Saturday, March 24, 2012

Bayer Order: Local Working Requirements for Patents

In 2 earlier posts elsewhere, I had wondered if a patentee may cite un-workable circumstances to express his inability to domestically manufacture a patented invention. Also, what would happen if the Controller of patents has to choose between access to a life-saving drug by turning a blind eye to large scale importation of the drug to make it both affordable and available to people in India, and fulfillment of domestic working requirements under the Act? This issue too was broached briefly by several speakers in the Roundtable at NLU Jodhpur.

On the issue of “local manufacture” to satisfy working requirements under the Act, I am inclined to state that, TRIPS-compliance aside, the Patents Act exhorts domestic manufacture to prevent reliance on imports and to promote transfer of technical skills to the local population. After all, the idea is reduce the yawning technological deficit between India and the developed world.

The celebrated Ayyangar Committee report, which is the travaux preparatoires to the 1970 legislation, sheds great light on the wording of Section 83 of the Act with respect to working of a patented invention.

In particular, under Part II of the report titled “The Patent System in India”, Paragraphs 37 and 38 are of importance to the issue of working and compulsory licensing. A few lines from these paragraphs are educative and go a long way in understanding and clarifying the Act’s position on local manufacture:

“37. In the present decade under the impact of the national plans that have been formulated for the economic uplift of the country and the raising of the standard of living of its people, the conservation of foreign exchange is a matter of prime importance. In the context of this need, it would be seen that any increase in the price of the patented products imported into the country must, to that extent, be a disadvantage to the country’s economy..........

38. I have already set out the considerations which are said to constitute the quid pro quo for the grant of the patent monopoly, namely (1) the working of the invention within the country so as to result in the establishment in the country of a new industry or an improvement of an existing industry which would profitably employ the labour and capital of the country and thus increase national wealth, and (2) disclosure to the public of the invention and the manner of its working so that on the expiry of the life of the patent, the public are enabled to work the invention themselves and in competition with each other. 

Where the patentee has no intention of working the invention in this country either because he considers this is not profitable or because he prefers to expand the production in his home country so as to achieve there greater efficiency or more production, or is otherwise not interested in working the invention in India, the grant of the patent might tend to improve the patentee’s home country, but offers little advantage to us.
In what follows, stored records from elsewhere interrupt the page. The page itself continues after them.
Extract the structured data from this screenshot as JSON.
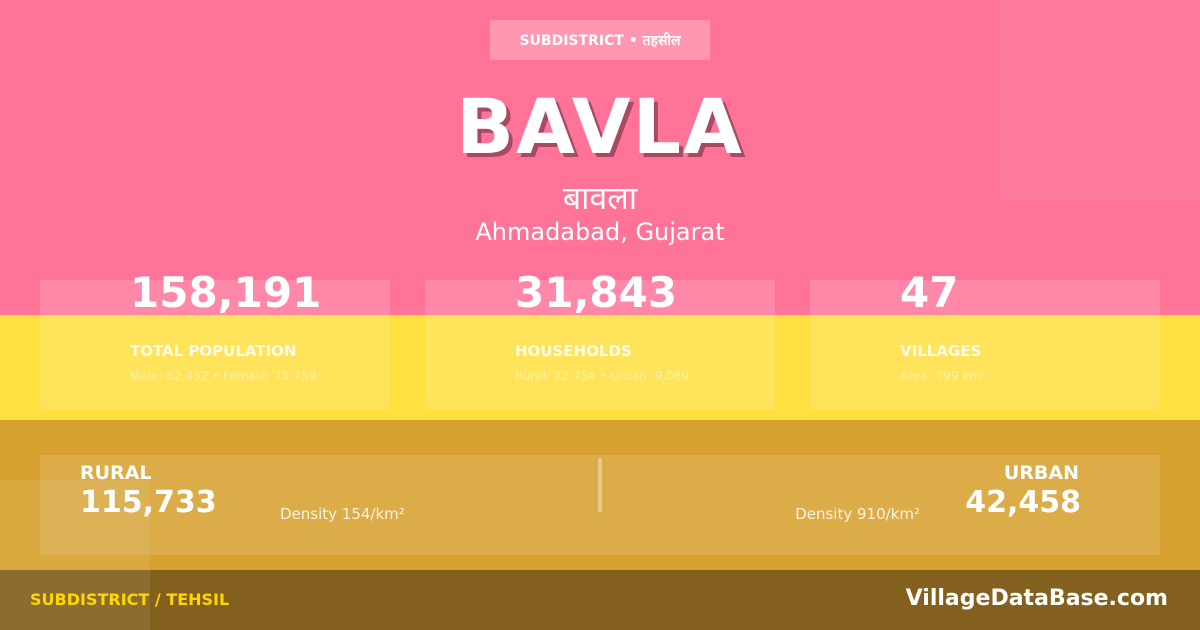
{
  "colors": {
    "pink": "#ff7399",
    "yellow": "#ffe03f",
    "mustard": "#d6a12f",
    "footer": "#84601f",
    "footer_label": "#ffd700"
  },
  "badge": "SUBDISTRICT • तहसील",
  "title": "BAVLA",
  "title_hindi": "बावला",
  "location": "Ahmadabad, Gujarat",
  "stats": [
    {
      "value": "158,191",
      "label": "TOTAL POPULATION",
      "sub": "Male: 82,432 • Female: 75,759"
    },
    {
      "value": "31,843",
      "label": "HOUSEHOLDS",
      "sub": "Rural: 22,754 • Urban: 9,089"
    },
    {
      "value": "47",
      "label": "VILLAGES",
      "sub": "Area: 799 km²"
    }
  ],
  "rural": {
    "label": "RURAL",
    "value": "115,733",
    "density": "Density 154/km²"
  },
  "urban": {
    "label": "URBAN",
    "value": "42,458",
    "density": "Density 910/km²"
  },
  "footer": {
    "left": "SUBDISTRICT / TEHSIL",
    "right": "VillageDataBase.com"
  }
}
Unless therefore the law provides for measures to compel the patentees to work the invention within the country, and these measures are effective to achieve their purpose, the social cost involved in the grant of the patent is not offset by any benefit to the community....”

Considering the unequivocal crystallisation of objectives sought to be achieved by and using the Patents Act, it could be said that local manufacture is an essential and mandatory requirement under the Act. However, should we make an exception when it comes to life-saving drugs? If yes, does the Act in its current form allow for such an exception?